Promoting too quickly

The error was promoting my Citigroup (NYSE:C) shares. Exiting investments too quickly has been an ongoing weak point in my investing and it’s one I’ve been working to get higher at.

It doesn’t matter how good my funding concepts are, I’m not going to learn if I promote too quickly. It’s a bit like Noah constructing the ark however promoting it to another person simply because it began raining!

Anyway, again to Citigroup. Jane Fraser’s plan to simplify the corporate by promoting its operations in nations the place it will probably’t set up a significant presence has been an excellent one.

Consequently, the inventory trades at the next price-to-book (P/B) ratio (which I predicted) and the corporate is shopping for again shares (which I additionally predicted). However none of that’s a lot use to me.

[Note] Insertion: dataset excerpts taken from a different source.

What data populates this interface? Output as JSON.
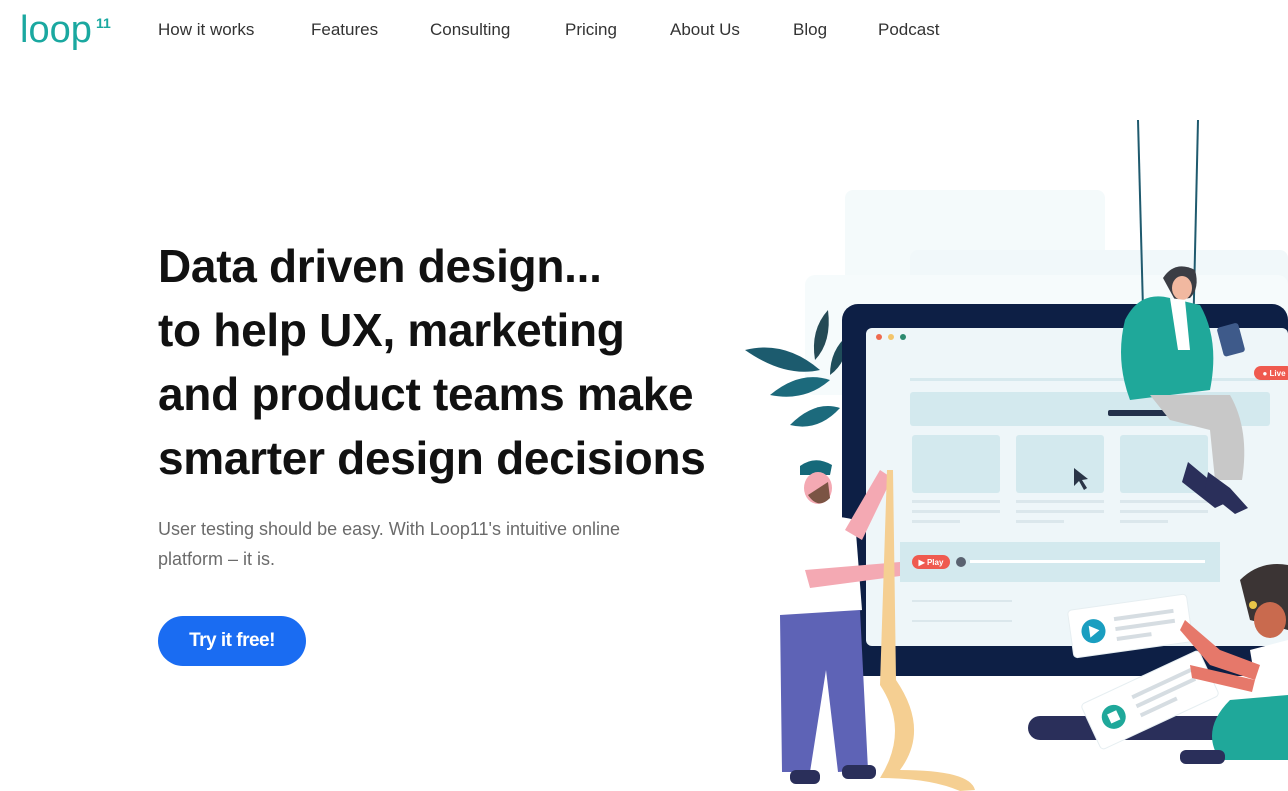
{
  "brand": {
    "name": "Loop11",
    "logo_text": "loop",
    "logo_superscript": "11",
    "accent": "#1aa8a0"
  },
  "nav": {
    "items": [
      {
        "label": "How it works"
      },
      {
        "label": "Features"
      },
      {
        "label": "Consulting"
      },
      {
        "label": "Pricing"
      },
      {
        "label": "About Us"
      },
      {
        "label": "Blog"
      },
      {
        "label": "Podcast"
      }
    ]
  },
  "hero": {
    "title_lines": [
      "Data driven design...",
      "to help UX, marketing",
      "and product teams make",
      "smarter design decisions"
    ],
    "subtitle": "User testing should be easy. With Loop11's intuitive online platform – it is.",
    "cta_label": "Try it free!",
    "cta_color": "#1a6cf2"
  },
  "illustration": {
    "play_badge": "▶ Play",
    "live_badge": "● Live",
    "colors": {
      "monitor": "#0d1f45",
      "screen": "#eaf5f8",
      "panel": "#cfe8ec",
      "teal": "#1fa89a",
      "red": "#ef5a4f"
    }
  }
}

My funding in Citigroup wasn’t a complete catastrophe, by any means. I made a stable sufficient revenue, however I bought my complete stake at round $85 in June and the inventory is now buying and selling at $111.

That’s a 30% achieve in six months I missed out on. And whereas I bought as a result of the inventory had reached my estimate of its intrinsic worth, it’s honest to say I made a mistake in transferring on.

Lesson discovered

Quick ahead to right now and I discover myself in the same place with a special inventory. The Video games Workshop (LSE:GAW) share worth has doubled since I began shopping for shares within the firm.

Consequently, the price-to-earnings (P/E) ratio has gone up and the dividend yield has gone down. And I feel shopping for the inventory right now is a a lot much less engaging proposition consequently. 

The pre-2026 model of me might need bought my shares to reap the benefits of some extra obvious-looking bargains. However the impact of promoting too early a few of my ISA holdings this yr continues to be very a lot entrance of thoughts.

In some methods, it’s simpler with Video games Workshop. It’s an organization that I feel has robust long-term progress prospects, somewhat than an underperforming agency with plenty of potential. 

That’s to not say the inventory is assured to do effectively in 2026. Regardless of robust income progress in its core operations, the results of inflation and US tariffs are beginning to present up on margins. 

This can be a threat going ahead. However whereas I’m not including to my funding at right now’s costs, the agency’s robust mental property is sufficient to persuade me to not promote. 

Warren Buffett

Warren Buffett as soon as stated that the inventory market is a tool for transferring cash from the affected person to the impatient. That was definitely the case for my Citigroup funding.

Fortuitously for me, it shouldn’t be that tough to do higher going ahead. And that’s what I’ll be aiming to do with my Shares and Shares ISA in 2026.